自動音声電話のアンケートに答えたら…投資目的の勧誘電話が!

(情報提供:北九州市立消費生活センター)

具体的な相談事例

 5日前、録音された音声案内で 「経済に関してのアンケートに答えて欲しい」 という電話がかかりました。アンケートに答えると、最後に 「粗品を送るので、お名前と住所を教えて欲しい」 とメッセージが流れたので、名前と自宅の住所を吹き込みました。
  すると、昨日自宅に本が送られてきて、その日の夕方に今度は、男性から電話で投資を勧められました。 「投資に興味は無い」 と断ると、「それなら何故アンケートに答えたのか」 と恫喝されました。
  勧誘目的のアンケートと知っていたら答えなかったのですが・・・また電話がかかってくるのではないかと不安です。 (70歳代女性)

解決までの経過と方法

 電話勧誘販売の勧誘方法について定めている 「特定商取引に関する法律」 では、電話勧誘をする際、商品等の販売が目的であれば、そのことを消費者に告げなければならないと規定されています。

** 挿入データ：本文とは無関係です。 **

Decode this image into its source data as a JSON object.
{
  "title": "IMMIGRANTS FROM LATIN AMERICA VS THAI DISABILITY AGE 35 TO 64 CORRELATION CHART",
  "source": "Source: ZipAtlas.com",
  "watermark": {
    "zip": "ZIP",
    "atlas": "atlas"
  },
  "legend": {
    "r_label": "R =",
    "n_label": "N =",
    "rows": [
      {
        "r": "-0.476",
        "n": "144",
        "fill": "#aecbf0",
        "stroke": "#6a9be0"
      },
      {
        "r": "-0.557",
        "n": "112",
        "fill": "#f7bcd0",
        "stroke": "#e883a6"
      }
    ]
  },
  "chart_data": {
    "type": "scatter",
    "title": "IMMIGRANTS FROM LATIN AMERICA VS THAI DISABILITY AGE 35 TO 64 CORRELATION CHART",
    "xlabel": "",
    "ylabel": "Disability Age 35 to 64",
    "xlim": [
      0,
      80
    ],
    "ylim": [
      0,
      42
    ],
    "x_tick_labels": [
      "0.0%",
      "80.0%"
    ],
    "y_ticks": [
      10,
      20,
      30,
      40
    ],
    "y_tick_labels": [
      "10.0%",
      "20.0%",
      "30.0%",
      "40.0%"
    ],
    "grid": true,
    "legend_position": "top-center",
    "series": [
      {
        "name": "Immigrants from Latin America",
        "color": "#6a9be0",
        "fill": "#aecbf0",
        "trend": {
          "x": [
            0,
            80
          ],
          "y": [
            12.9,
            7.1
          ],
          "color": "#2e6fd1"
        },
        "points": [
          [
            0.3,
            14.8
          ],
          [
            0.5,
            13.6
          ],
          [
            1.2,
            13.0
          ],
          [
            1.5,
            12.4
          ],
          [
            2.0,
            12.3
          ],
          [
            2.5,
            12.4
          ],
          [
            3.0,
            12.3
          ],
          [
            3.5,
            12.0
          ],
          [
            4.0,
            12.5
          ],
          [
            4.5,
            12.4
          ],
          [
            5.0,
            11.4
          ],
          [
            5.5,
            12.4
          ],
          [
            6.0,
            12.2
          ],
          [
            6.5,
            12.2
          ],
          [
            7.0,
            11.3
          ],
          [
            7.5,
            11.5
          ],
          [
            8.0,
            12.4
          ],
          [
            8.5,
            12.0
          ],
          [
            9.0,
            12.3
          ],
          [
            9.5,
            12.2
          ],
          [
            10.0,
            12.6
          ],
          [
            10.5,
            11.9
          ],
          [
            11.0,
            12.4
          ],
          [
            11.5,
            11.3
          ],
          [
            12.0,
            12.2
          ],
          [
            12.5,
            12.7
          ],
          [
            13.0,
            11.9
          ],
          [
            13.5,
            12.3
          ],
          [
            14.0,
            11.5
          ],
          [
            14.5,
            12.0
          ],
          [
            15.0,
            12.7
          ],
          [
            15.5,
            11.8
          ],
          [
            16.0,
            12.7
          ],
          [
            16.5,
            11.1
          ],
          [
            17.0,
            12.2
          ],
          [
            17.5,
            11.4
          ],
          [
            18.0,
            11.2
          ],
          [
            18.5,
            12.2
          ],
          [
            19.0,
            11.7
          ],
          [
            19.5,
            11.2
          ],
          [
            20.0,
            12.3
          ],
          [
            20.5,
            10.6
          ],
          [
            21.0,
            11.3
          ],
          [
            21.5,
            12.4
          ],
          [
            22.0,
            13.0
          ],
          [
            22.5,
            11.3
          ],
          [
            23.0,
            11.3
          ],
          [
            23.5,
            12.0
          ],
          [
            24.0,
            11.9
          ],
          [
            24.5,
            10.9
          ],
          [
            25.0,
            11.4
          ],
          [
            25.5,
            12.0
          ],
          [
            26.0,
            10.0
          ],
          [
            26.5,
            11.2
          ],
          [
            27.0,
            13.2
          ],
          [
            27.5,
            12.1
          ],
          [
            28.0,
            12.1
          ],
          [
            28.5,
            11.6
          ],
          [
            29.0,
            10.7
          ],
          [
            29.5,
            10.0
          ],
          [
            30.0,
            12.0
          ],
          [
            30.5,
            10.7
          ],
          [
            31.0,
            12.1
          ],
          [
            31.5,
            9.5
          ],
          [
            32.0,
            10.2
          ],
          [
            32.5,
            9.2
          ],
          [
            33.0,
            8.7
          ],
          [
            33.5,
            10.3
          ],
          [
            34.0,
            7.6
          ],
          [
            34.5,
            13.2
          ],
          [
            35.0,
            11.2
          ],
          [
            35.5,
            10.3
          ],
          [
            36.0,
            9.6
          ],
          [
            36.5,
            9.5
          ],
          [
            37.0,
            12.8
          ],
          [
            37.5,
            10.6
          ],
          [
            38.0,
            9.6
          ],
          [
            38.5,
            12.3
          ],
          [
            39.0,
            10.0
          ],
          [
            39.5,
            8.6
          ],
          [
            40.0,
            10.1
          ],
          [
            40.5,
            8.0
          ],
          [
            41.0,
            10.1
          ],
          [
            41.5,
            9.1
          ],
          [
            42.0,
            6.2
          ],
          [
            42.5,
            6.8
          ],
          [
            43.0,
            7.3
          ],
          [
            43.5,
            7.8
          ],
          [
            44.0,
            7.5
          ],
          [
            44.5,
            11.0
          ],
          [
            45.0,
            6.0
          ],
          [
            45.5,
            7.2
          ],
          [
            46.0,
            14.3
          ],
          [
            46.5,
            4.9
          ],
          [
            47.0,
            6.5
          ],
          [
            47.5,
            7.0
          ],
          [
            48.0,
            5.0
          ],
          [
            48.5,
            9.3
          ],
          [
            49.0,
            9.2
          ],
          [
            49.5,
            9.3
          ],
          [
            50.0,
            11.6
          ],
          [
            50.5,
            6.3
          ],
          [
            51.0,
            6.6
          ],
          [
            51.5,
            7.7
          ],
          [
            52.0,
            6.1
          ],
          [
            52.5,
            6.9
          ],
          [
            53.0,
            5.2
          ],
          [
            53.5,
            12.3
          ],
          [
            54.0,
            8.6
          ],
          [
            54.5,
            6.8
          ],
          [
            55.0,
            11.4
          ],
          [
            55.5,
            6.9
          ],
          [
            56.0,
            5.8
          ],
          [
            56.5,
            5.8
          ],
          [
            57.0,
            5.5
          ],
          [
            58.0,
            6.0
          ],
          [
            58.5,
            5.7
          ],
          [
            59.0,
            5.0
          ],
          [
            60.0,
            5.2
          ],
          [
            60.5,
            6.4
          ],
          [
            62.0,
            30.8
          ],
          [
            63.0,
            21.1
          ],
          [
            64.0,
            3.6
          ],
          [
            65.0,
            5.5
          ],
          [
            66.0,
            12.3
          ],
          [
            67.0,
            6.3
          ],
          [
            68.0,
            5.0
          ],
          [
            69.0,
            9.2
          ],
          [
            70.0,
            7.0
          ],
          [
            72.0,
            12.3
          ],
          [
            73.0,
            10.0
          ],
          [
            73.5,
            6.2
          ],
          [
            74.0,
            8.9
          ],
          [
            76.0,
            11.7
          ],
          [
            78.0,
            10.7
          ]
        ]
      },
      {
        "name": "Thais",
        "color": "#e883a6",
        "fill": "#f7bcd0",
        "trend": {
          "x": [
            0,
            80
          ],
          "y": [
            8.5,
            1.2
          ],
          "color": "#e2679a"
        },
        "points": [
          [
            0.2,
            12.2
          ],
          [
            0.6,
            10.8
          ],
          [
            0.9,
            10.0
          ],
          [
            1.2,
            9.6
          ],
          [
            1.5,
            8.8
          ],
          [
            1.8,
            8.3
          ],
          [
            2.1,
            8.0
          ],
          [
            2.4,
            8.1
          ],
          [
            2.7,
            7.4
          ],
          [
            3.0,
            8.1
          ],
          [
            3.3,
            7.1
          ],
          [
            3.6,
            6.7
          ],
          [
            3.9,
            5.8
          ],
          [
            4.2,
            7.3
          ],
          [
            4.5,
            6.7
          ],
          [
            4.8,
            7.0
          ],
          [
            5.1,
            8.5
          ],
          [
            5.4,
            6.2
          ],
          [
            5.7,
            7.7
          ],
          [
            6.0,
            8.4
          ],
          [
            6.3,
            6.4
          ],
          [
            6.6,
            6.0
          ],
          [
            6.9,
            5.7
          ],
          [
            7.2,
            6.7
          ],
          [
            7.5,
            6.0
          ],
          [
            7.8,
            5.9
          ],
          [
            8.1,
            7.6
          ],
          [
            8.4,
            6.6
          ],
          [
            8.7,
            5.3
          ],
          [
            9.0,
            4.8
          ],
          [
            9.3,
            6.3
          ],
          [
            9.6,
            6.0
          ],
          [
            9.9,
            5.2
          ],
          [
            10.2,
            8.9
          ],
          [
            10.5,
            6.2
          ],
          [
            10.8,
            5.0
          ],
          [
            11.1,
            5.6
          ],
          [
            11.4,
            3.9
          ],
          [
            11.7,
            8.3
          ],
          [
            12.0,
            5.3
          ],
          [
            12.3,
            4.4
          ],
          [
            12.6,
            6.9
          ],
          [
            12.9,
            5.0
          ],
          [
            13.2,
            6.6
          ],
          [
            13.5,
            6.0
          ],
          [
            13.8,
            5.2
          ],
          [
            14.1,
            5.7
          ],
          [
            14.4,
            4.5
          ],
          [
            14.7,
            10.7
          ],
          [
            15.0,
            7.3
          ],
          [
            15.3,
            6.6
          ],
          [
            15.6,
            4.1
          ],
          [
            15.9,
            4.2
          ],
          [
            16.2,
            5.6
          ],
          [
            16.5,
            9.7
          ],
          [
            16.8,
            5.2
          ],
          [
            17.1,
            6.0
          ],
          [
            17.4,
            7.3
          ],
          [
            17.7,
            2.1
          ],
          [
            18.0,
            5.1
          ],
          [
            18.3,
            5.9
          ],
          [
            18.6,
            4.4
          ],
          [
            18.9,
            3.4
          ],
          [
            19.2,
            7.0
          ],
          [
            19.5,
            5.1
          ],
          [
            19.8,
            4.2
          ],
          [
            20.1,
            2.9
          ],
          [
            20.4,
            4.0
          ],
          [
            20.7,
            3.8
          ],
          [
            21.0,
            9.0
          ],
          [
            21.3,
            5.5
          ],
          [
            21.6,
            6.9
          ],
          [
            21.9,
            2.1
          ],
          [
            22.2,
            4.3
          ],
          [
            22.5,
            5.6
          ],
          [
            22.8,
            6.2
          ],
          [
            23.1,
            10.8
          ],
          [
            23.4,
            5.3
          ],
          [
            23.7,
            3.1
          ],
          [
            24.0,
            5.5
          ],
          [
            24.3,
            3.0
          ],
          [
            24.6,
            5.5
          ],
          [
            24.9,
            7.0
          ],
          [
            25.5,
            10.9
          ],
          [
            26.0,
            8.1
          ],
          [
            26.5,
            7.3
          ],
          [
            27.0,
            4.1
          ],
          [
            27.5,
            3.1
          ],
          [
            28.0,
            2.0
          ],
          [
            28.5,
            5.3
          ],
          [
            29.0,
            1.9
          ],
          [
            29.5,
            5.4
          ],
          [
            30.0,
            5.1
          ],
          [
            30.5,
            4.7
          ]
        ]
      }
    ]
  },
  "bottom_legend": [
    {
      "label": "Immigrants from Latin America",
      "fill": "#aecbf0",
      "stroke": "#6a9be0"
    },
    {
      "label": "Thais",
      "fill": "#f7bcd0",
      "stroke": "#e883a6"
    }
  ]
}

また、人に不安を感じさせ、困り戸惑わせるような行為も禁止しています。
  このご相談では、録音された音声案内の電話があった直後に男性からの電話勧誘があったことから、一連の電話は一体的に投資の勧誘目的があることが推測されます。
  消費生活センターは、この業者に対して、最初の自動音声の電話に、アンケートに回答すると販売の勧誘を行う旨のメッセージがないことや 「何故アンケートに答えたのか」 といった言葉が禁止行為にあたる可能性もあること等、勧誘方法の問題点を指摘したところ、業者から相談者に対して音声案内のアンケートの電話を今後行わないこと、勧誘先リストから相談者の電話番号を削除すること、以上の2点の回答を得ました。

被害を防ぐためのアドバイス

 「一方的にメッセージが流れる自動音声の電話」 は個人情報を収集する目的がある可能性があります。 無料や粗品という言葉に心を許して安易に氏名や住所などを答えないほうが賢明です。